As they say, though, in harmony, small things grow — an adage seen manifest throughout the day: The simple scenes of Saint John’s coach Tom Biggins’s sons Tommy (13 years old), Ben (11), and Hopper (9) reverently praying in the chapel’s front-row pew before the Mass, then working the scorer’s tables (Tommy) and card tricks for referees (Ben); Saint Brendan’s Jason Potrzeba (who got his first ever Invite bucket earlier in the day) posted up in his customary perch on the top row to watch the championship with teammates Greg Scimeca, Jayden Amaral, and Jason’s son, Brandon who’d already designed the East Providence team’s jerseys for next year’s Invite; two expectant fathers in Saint Mary’s of the Assumption captain Charlie Boles and Weymouth’s Walsh being cheered on by their wives (and 2045 A.D. Invite captains-to-be); and a child letting one of Walsh’s teammates know postgame, “You were so good out there!”

Then there were the limping lads of South Boston.

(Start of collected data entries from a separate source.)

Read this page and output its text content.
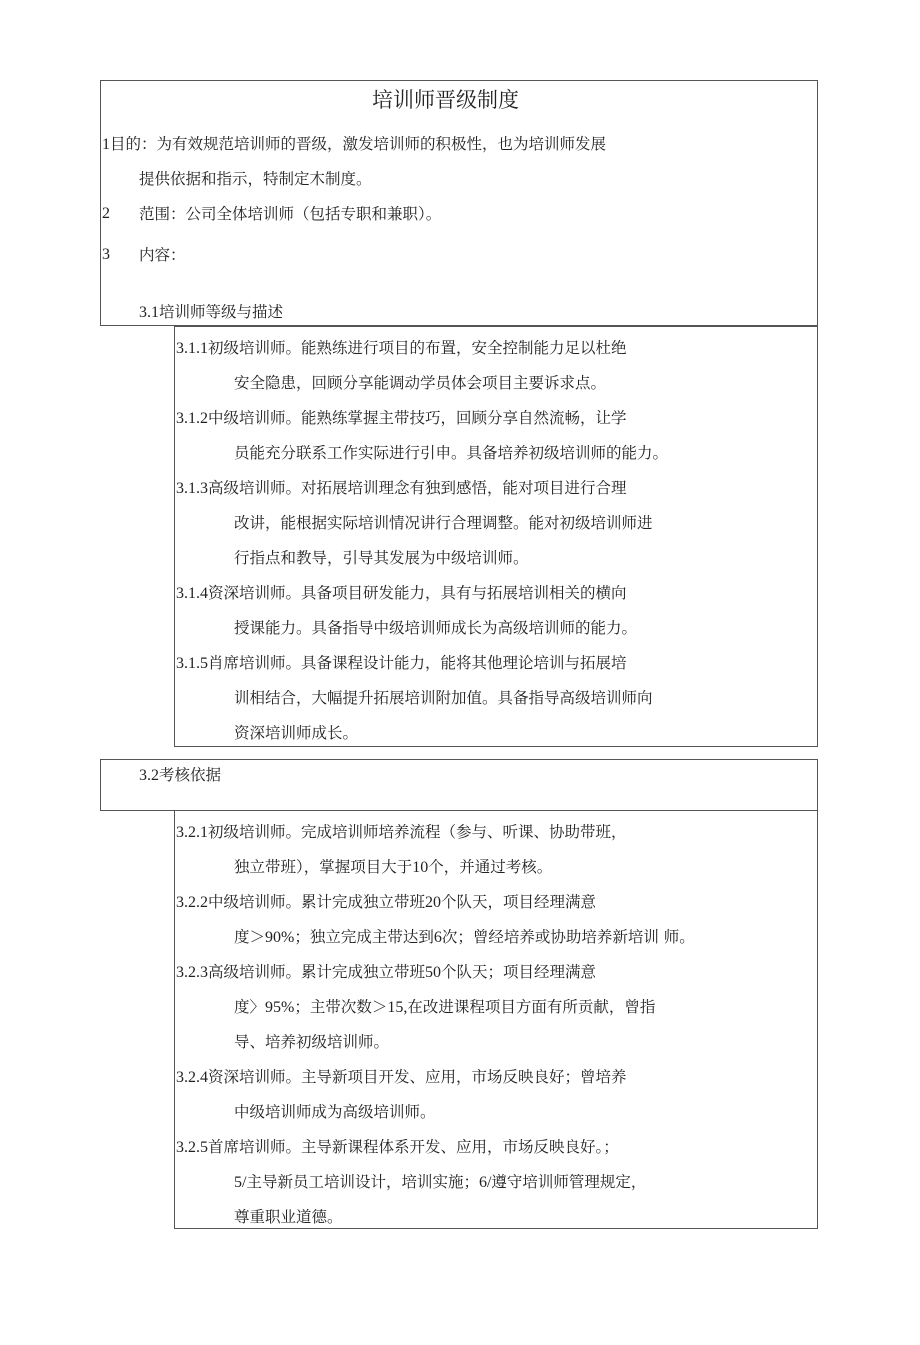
培训师晋级制度
1目的：为有效规范培训师的晋级，激发培训师的积极性，也为培训师发展
提供依据和指示，特制定木制度。
2 范围：公司全体培训师（包括专职和兼职）。
3 内容：
3.1培训师等级与描述
3.1.1初级培训师。能熟练进行项目的布置，安全控制能力足以杜绝
安全隐患，回顾分享能调动学员体会项目主要诉求点。
3.1.2中级培训师。能熟练掌握主带技巧，回顾分享自然流畅，让学
员能充分联系工作实际进行引申。具备培养初级培训师的能力。
3.1.3高级培训师。对拓展培训理念有独到感悟，能对项目进行合理
改讲，能根据实际培训情况讲行合理调整。能对初级培训师进
行指点和教导，引导其发展为中级培训师。
3.1.4资深培训师。具备项目研发能力，具有与拓展培训相关的横向
授课能力。具备指导中级培训师成长为高级培训师的能力。
3.1.5肖席培训师。具备课程设计能力，能将其他理论培训与拓展培
训相结合，大幅提升拓展培训附加值。具备指导高级培训师向
资深培训师成长。
3.2考核依据
3.2.1初级培训师。完成培训师培养流程（参与、听课、协助带班，
独立带班），掌握项目大于10个，并通过考核。
3.2.2中级培训师。累计完成独立带班20个队天，项目经理满意
度＞90%；独立完成主带达到6次；曾经培养或协助培养新培训 师。
3.2.3高级培训师。累计完成独立带班50个队天；项目经理满意
度〉95%；主带次数＞15,在改进课程项目方面有所贡献，曾指
导、培养初级培训师。
3.2.4资深培训师。主导新项目开发、应用，市场反映良好；曾培养
中级培训师成为高级培训师。
3.2.5首席培训师。主导新课程体系开发、应用，市场反映良好。；
5/主导新员工培训设计，培训实施；6/遵守培训师管理规定，
尊重职业道德。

McCarthy’s calf cramped so badly in the title game that he was restricted to cheering from the sideline by the end of the championship’s OT period. Nevertheless, he and seven or eight teammates still mustered the energy for a celebratory beverage upon returning to their Southie stomping grounds. And Sunday, teammate Kjellan Gallegos even brought the gold trophy to the 6 o’clock evening Mass at Saint Brigid’s to show the spoils to Father Peter Schirripa, who suited up in the squad’s group stage and semifinal bouts before jetting back to Gate of Heaven to celebrate Saturday evening’s Vigil Mass.

Then, some Sabbath sedentariness.

“I can barely walk,” McCarthy said with a laugh midday Sunday. “But that was awesome.”